52. The method of claim 34, wherein prior to (a), generating the cDNA sequence using reverse transcription.

53. The method of claim 34, wherein prior to (a), contacting the cellular sample with an antibody-oligonucleotide conjugate, wherein the antibody-oligonucleotide conjugate binds to the polypeptide, and wherein the antibody-oligonucleotide conjugate comprises a tag.

54. The method of claim 53, further comprising (a) contacting the cellular sample with a padlock probe, wherein the padlock probe comprises a sequence that hybridizes to the tag; and(b) performing rolling circle amplification to generate the second concatemer.

55. The method of claim 34, wherein the solid support is an interior of a flow cell.

56. The method of claim 55, wherein the interior surface has a water contact angle of less than or equal to 45 degrees.

57. The method of claim 34, wherein the solid support comprises a hydrophilic coating layer coupled thereto.

58. The method of claim 34, wherein (b) comprises performing 2-30 sequencing cycles.

59. The method of claim 34, wherein the first concatemer comprises tandem repeats of a sequence corresponding to the RNA sequence.

60. The method of claim 34, wherein (b) is performed within the cellular sample.

61. The method of claim 34, wherein (b) is performed outside of the cellular sample using a sequencing system.

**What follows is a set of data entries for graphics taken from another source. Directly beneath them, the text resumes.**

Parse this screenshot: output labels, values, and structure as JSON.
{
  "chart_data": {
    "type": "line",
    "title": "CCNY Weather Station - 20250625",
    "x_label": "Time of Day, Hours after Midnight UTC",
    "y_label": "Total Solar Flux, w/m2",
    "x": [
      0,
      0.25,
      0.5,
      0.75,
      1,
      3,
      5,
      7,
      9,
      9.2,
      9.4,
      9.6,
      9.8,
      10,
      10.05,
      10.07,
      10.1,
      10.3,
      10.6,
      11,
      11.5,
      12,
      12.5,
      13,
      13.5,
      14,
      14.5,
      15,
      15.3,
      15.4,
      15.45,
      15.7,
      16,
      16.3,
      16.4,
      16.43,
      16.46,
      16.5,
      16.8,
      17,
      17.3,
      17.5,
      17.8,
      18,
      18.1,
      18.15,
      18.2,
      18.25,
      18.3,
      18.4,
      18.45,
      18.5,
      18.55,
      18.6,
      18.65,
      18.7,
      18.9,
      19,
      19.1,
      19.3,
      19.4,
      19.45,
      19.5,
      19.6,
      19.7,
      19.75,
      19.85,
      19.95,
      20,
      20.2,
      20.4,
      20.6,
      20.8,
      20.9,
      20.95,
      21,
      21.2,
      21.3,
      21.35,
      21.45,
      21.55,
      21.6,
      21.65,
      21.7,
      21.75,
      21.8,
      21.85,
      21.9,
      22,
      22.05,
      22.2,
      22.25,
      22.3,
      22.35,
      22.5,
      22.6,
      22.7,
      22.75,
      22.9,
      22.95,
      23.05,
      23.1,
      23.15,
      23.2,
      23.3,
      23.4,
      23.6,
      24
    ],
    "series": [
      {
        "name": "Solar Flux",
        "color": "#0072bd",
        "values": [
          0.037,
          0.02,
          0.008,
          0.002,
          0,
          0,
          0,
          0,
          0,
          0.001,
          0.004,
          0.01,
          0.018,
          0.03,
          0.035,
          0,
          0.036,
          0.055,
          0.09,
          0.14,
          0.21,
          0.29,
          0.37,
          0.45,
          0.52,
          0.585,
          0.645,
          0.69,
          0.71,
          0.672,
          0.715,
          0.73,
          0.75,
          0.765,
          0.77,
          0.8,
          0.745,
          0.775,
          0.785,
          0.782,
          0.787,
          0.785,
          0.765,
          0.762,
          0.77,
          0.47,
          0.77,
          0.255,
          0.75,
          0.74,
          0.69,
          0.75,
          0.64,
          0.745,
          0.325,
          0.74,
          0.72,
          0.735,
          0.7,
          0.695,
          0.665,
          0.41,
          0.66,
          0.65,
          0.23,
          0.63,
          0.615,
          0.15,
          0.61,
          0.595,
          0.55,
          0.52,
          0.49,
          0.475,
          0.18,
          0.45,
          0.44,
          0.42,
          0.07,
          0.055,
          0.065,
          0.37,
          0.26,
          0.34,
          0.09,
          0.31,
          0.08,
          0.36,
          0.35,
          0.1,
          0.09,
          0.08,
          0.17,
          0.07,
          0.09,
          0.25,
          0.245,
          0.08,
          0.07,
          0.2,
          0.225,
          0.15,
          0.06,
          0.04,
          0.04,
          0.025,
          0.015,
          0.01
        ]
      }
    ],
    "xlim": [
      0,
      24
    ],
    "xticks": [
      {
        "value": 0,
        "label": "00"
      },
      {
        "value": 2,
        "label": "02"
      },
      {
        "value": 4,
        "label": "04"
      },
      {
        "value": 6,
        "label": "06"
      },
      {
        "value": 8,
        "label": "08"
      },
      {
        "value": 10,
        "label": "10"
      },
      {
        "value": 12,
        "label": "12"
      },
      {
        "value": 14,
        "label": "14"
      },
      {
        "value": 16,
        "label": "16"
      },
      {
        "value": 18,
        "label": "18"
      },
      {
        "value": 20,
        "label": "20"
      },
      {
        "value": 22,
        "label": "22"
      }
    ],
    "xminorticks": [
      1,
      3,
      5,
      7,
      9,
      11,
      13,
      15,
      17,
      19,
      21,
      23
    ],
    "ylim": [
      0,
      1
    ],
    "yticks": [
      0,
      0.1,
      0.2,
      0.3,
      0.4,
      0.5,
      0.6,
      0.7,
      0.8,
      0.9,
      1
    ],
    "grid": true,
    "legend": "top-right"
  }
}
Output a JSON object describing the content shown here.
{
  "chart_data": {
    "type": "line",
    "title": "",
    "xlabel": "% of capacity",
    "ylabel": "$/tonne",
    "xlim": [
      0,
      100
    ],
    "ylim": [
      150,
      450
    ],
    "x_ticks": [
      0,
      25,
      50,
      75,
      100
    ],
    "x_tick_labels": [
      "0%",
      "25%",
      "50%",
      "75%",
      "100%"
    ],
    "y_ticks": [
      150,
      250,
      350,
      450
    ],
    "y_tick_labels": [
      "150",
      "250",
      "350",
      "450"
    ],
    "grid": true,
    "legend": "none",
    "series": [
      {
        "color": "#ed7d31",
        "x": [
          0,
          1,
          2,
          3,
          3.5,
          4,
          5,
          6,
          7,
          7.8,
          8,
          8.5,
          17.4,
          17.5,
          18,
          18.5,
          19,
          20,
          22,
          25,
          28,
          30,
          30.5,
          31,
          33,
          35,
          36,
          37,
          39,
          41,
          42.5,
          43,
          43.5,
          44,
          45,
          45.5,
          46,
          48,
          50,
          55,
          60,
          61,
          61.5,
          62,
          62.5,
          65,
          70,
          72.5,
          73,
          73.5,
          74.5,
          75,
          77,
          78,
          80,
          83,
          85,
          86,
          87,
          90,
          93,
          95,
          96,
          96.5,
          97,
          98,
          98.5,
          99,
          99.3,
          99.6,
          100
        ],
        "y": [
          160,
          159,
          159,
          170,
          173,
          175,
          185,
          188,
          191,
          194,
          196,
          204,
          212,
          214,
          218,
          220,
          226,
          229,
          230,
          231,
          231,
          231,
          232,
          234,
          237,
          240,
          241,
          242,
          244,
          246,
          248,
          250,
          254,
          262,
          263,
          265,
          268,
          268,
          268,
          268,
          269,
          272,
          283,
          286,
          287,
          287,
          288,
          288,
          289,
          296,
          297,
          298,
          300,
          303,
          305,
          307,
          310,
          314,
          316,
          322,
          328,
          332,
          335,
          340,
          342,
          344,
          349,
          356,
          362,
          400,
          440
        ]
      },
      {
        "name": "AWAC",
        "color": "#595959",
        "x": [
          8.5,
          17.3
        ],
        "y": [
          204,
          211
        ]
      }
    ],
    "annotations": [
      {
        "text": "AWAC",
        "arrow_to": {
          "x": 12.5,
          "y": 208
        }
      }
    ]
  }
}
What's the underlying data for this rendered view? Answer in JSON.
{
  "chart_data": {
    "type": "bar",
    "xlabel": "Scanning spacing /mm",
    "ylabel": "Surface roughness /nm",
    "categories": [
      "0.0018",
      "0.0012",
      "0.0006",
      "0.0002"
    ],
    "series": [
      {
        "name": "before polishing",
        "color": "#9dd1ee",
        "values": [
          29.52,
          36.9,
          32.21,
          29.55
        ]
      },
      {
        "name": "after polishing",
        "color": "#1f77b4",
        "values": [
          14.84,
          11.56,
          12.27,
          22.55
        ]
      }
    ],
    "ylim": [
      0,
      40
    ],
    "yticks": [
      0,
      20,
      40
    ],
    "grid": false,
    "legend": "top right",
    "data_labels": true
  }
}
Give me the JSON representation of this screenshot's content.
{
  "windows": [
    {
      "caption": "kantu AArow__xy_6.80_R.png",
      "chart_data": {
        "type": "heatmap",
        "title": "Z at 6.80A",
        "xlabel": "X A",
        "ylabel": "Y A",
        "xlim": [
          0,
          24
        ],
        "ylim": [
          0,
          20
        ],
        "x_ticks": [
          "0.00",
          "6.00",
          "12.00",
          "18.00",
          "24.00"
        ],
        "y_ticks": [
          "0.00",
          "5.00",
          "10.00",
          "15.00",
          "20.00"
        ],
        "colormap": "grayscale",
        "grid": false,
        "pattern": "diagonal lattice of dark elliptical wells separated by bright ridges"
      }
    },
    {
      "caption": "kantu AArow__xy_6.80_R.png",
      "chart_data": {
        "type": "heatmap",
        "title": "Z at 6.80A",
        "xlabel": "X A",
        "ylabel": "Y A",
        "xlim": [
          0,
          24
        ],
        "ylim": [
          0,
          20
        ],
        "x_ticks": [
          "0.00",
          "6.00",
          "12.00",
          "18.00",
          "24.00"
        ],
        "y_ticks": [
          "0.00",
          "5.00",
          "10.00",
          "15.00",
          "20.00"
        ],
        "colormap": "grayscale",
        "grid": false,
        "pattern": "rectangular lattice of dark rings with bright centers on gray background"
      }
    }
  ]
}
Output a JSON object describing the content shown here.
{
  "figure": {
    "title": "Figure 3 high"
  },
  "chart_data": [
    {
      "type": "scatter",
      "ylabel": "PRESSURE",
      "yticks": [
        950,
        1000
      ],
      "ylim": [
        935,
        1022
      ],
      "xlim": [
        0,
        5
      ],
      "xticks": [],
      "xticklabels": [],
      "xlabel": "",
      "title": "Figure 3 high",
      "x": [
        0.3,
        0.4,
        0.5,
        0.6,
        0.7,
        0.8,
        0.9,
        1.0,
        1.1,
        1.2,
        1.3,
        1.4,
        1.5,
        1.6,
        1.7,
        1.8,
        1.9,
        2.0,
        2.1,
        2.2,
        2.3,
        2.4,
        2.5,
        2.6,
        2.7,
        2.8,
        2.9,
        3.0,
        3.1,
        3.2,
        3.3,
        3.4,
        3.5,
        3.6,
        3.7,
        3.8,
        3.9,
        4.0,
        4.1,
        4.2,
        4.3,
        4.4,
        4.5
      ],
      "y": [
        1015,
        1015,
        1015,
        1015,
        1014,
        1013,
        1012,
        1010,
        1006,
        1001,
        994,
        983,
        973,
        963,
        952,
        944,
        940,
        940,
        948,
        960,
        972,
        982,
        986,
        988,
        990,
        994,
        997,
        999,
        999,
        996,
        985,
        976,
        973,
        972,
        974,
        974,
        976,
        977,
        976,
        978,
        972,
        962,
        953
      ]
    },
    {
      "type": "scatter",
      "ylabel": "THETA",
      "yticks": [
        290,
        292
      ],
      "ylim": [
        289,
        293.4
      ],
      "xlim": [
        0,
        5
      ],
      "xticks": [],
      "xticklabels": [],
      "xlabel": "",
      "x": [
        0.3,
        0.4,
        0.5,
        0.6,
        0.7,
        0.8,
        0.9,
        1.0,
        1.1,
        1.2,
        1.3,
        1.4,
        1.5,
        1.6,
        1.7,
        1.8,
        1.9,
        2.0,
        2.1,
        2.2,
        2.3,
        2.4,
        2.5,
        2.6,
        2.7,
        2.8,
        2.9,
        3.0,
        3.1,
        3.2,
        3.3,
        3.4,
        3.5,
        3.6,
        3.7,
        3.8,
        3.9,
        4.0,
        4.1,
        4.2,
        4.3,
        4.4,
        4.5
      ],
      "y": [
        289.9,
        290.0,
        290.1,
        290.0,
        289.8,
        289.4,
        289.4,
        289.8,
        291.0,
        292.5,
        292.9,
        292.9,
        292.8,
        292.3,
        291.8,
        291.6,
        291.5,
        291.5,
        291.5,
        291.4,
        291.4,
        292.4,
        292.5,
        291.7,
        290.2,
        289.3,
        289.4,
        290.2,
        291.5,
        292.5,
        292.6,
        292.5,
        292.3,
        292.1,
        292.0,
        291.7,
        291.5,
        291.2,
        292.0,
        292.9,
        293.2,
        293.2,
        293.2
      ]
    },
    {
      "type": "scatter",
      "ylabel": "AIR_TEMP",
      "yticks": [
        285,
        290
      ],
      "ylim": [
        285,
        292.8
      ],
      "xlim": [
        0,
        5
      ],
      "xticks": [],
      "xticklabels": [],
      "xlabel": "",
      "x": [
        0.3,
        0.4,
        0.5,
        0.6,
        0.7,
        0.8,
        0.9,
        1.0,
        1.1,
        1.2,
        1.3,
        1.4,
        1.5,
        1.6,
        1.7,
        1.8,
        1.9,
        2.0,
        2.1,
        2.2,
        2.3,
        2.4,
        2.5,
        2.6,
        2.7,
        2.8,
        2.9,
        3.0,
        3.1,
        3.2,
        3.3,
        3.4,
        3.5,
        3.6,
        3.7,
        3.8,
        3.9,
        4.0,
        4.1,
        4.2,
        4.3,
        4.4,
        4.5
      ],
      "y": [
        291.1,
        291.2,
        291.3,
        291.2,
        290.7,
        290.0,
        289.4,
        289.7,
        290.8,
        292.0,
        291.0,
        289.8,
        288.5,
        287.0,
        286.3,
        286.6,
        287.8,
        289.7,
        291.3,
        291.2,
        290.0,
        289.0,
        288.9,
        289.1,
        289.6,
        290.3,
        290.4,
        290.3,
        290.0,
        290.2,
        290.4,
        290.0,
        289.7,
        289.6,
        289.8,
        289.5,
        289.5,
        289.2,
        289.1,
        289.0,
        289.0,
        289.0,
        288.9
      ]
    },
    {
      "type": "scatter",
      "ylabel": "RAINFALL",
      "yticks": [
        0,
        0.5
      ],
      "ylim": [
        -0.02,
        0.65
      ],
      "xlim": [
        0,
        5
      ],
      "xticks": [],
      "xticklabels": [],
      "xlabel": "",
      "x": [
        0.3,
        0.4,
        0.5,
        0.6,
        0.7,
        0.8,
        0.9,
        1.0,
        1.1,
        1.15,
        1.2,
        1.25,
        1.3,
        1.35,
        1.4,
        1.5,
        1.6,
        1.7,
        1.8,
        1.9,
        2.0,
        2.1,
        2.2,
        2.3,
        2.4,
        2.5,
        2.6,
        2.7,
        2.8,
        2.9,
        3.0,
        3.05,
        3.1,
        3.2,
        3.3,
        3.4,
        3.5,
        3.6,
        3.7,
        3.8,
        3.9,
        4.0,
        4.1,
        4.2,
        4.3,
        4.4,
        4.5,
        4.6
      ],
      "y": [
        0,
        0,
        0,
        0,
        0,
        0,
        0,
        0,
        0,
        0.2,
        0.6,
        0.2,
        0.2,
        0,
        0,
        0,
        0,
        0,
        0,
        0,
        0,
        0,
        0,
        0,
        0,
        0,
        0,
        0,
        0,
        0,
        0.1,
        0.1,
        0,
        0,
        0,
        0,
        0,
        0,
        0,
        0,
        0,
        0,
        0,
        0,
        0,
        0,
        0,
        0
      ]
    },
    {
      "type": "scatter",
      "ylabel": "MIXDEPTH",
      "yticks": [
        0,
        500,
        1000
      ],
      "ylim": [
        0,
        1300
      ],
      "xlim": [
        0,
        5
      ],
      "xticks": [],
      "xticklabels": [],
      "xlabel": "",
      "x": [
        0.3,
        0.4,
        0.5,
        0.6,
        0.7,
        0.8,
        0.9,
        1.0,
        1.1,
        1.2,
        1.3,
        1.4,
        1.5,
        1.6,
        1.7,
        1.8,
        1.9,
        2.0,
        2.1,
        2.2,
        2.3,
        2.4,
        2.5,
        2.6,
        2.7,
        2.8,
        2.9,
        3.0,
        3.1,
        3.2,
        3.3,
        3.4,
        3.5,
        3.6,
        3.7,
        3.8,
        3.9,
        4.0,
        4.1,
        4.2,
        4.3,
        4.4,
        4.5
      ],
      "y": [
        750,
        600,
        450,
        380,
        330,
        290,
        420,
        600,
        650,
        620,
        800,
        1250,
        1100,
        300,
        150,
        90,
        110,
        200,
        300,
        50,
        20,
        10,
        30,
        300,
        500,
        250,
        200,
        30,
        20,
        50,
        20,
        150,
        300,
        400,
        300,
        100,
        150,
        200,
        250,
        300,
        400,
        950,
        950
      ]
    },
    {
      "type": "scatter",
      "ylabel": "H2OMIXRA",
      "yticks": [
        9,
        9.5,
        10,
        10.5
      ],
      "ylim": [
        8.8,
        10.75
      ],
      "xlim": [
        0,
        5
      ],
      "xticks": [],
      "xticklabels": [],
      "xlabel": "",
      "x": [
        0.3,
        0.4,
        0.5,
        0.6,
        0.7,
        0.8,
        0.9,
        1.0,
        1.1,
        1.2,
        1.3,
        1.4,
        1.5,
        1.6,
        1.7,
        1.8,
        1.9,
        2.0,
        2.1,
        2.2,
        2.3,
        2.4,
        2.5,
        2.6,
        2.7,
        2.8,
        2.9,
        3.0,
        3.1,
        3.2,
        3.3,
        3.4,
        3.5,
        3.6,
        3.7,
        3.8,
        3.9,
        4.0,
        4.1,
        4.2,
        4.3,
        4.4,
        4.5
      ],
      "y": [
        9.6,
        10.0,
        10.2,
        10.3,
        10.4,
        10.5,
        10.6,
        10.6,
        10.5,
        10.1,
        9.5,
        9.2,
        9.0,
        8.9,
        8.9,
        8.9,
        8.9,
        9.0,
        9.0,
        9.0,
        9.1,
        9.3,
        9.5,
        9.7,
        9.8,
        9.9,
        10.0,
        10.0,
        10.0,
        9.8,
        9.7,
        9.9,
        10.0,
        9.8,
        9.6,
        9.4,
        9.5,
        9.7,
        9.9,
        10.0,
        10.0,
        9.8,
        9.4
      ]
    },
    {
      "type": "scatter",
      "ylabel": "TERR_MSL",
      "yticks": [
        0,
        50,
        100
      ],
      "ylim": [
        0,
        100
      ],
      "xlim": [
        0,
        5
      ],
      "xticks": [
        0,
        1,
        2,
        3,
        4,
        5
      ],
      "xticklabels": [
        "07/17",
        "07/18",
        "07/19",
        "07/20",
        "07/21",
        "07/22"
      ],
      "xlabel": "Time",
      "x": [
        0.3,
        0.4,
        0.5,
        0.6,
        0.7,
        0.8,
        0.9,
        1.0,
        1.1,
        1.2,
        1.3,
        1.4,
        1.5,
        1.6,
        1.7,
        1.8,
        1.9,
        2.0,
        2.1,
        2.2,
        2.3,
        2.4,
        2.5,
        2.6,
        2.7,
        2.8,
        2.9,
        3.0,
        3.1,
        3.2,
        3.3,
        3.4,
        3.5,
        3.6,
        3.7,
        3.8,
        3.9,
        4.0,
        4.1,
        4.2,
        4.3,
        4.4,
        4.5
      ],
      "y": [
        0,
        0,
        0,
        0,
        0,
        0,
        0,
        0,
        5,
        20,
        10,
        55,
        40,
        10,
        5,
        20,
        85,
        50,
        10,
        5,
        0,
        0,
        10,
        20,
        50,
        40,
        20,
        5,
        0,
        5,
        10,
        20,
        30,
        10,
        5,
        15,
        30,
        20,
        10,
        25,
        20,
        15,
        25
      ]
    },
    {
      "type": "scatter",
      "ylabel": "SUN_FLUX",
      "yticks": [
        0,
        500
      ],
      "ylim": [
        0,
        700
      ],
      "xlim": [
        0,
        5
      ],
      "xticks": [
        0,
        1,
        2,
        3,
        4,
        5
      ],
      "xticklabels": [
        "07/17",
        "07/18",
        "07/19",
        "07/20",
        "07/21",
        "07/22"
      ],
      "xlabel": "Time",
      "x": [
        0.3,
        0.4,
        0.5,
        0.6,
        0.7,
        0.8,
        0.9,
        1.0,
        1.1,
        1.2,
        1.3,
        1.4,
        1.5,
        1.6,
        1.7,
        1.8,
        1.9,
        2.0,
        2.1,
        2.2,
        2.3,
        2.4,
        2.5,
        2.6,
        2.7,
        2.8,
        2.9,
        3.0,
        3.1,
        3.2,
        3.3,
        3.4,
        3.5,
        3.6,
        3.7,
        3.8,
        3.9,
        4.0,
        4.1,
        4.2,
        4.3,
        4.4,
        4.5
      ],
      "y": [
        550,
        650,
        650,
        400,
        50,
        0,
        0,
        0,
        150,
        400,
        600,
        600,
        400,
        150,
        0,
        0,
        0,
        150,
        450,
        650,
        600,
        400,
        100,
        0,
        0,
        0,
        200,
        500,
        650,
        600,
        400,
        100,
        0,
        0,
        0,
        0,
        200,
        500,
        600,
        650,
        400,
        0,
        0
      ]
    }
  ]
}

62. The method of claim 34, wherein the cellular sample comprises a cell, wherein the cell comprises: a first concatemer comprising at least at portion of a complementary deoxyribonucleic acid (cDNA) sequence that corresponds to an RNA sequence, wherein the first concatemer further comprises a first barcode sequence that corresponds to the cDNA sequence; and a second concatemer comprising a second barcode sequence that corresponds to the polypeptide.

63. The method of claim 34, wherein the cellular sample comprises a cell, wherein the cell comprises: a first concatemer comprising at least at portion of a complementary deoxyribonucleic acid (cDNA) sequence that corresponds to an RNA sequence, wherein the first concatemer further comprises a first barcode sequence that corresponds to the cDNA sequence; and a second concatemer comprising a second barcode sequence that corresponds to the polypeptide.